Chronique

Orchestre National de Jazz Olivier Benoit

Europa Oslo

Jean Dousteyssier (cl, bcl), Alexandra Grimal (ts, ss), Hugues Mayot (as), Fidel Fourneyron (tb), Fabrice Martinez (tp, flh), Théo Ceccaldi (vln), Sophie Agnel (p), Paul Brousseau (cla), Maria-Laura Baccarini (voc), Sylvain Daniel (b), Eric Echampard (dms)

Label / Distribution : ONJAZZ Records

Oslo, Terminus ! C’est ainsi que se clôt le voyage avec l’Orchestre National de Jazz d’Olivier Benoit. Europa Oslo sera, c’est certain, la dernière halte et déjà la lumière se voile de nostalgie et de fables. On arguera que c’est inhérent à la culture nordique, qui sait si bien réchauffer la pénombre des nuits interminables. C’est vrai qu’il y a dans l’ensemble de ce quatrième volet une douceur et une sensualité exacerbée, que l’on découvre dans la délicate introduction de « Sense That You Breathe ». Entre le violon de Théo Ceccaldi et la clarinette de Jean Dousteyssier, c’est un canevas douillet sur lequel vient se poser Maria Laura Baccarini, la chanteuse invitée pour évoquer la capitale norvégienne. On pourrait songer que l’Italienne est le trait d’union avec Europa Rome. Il n’en est rien, son approche est très scandinave, à la fois distanciée et sucrée, brûlante et sage. Elle incarne l’âme de la cité, urbanité à taille humaine, bordée de nature et pourtant en perpétuelle transformation.

Donc, dans ce tour d’Europe des métropoles multiculturelles, c’est Oslo qui donne de la voix. Ce n’est pas le cri de Fidel Fourneyron (« An Immoveable Feast »), ce sont les textes du poète et dramaturge Hans Peter Blatt qui agrègent des phonèmes à l’essence de la ville. Dans ce sommet de l’album qu’est « Intimacy », le piano préparé de Sophie Agnel, plus central que jamais, ourle le chant de Baccarini. La chanteuse prend plaisir à emmener l’orchestre dans des registres pop, tout sauf clinquants. Plutôt doux et frais tel de la neige. Des flocons ouvragés, érodés, découpés à l’instar des fjords. Oslo est une merveille de chaussées droites et amples parfaitement éclairées. Lorsque la guitare se mêle à la basse grasseyante de Sylvain Daniel, on retrouve l’alliance que Benoit avait pu nouer avec la chanteuse sur des disques comme Furrow, où l’on entendait aussi Eric Echampard. Le batteur réalise ici un travail remarquable de césure entre les deux entités urbaines. Le maître d’œuvre d’un ONJ bâtisseur.

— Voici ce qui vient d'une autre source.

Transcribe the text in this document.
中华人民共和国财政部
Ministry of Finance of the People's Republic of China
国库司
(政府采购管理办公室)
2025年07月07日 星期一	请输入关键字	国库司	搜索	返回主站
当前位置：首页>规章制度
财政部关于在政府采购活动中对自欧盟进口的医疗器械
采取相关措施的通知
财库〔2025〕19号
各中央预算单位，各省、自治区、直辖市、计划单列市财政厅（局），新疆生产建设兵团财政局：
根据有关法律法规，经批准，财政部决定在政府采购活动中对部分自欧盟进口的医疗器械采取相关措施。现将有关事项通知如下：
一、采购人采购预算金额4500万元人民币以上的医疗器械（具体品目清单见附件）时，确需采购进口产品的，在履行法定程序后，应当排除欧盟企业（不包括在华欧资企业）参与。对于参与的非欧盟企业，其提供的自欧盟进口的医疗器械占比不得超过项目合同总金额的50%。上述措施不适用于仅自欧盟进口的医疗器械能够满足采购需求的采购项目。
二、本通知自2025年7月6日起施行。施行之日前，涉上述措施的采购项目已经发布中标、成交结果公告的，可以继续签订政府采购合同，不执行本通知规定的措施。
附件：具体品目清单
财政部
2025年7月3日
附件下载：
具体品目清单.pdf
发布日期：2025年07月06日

Oslo est double. Cette exploration en marchant dans les pas du directeur artistique et maître d’ouvrage permet d’en percevoir l’énigme, puisqu’elle l’entoure et percole de chaque instant. On y déniche cette nature qui aime à rester sauvage, représentée par l’étourdissante mécanique des soufflants sur « Det Har Ingenting å gjøre », conduit par un Fabrice Martinez étincelant et pugnace. Mais également ce cœur urbain, moderne et palpitant évoqué par l’électricité fiévreuse de Paul Brousseau (« Ear Against The Wall »). Parfois, les images s’entrecroisent pour se placer dans ces paradoxes qui font le mystère d’Oslo. Le Bislett Stadion ornant la pochette le résume idéalement : une nature hostile et des rues accueillantes, habitées par la colère des saxophones d’Alexandra Grimal et Hugues Mayot sur « A Sculpture Out of Tune » qui s’émoussent à mesure que le propos devient contemplatif. Certes, Oslo n’est pas Paris ou Berlin. Mais c’est l’exact opposé de Rome, en ce sens que l’on renoue avec l’ingénierie rigoureuse des compositions de Benoit joué par cet ONJ. Quelque chose a néanmoins changé. La découverte de la cité a le goût de l’errance. Ce n’est pas un travelling échevelé dans un lieu familier ; la rencontre entre l’ONJ et Oslo est un coup de foudre où Maria Laura Baccarini fait office de catalyseur, non dénué d’une petite touche de surnaturel. Les quatre métropoles sélectionnées pour ce projet furent franchement différentes. Elles sont, indéniablement, à l’image du jazz européen : diverses mais unies par une même volonté de cohérence. Nul doute qu’on reviendra les visiter en connaisseur encore pour de nombreuses années. Merci pour cette exaltante excursion continentale.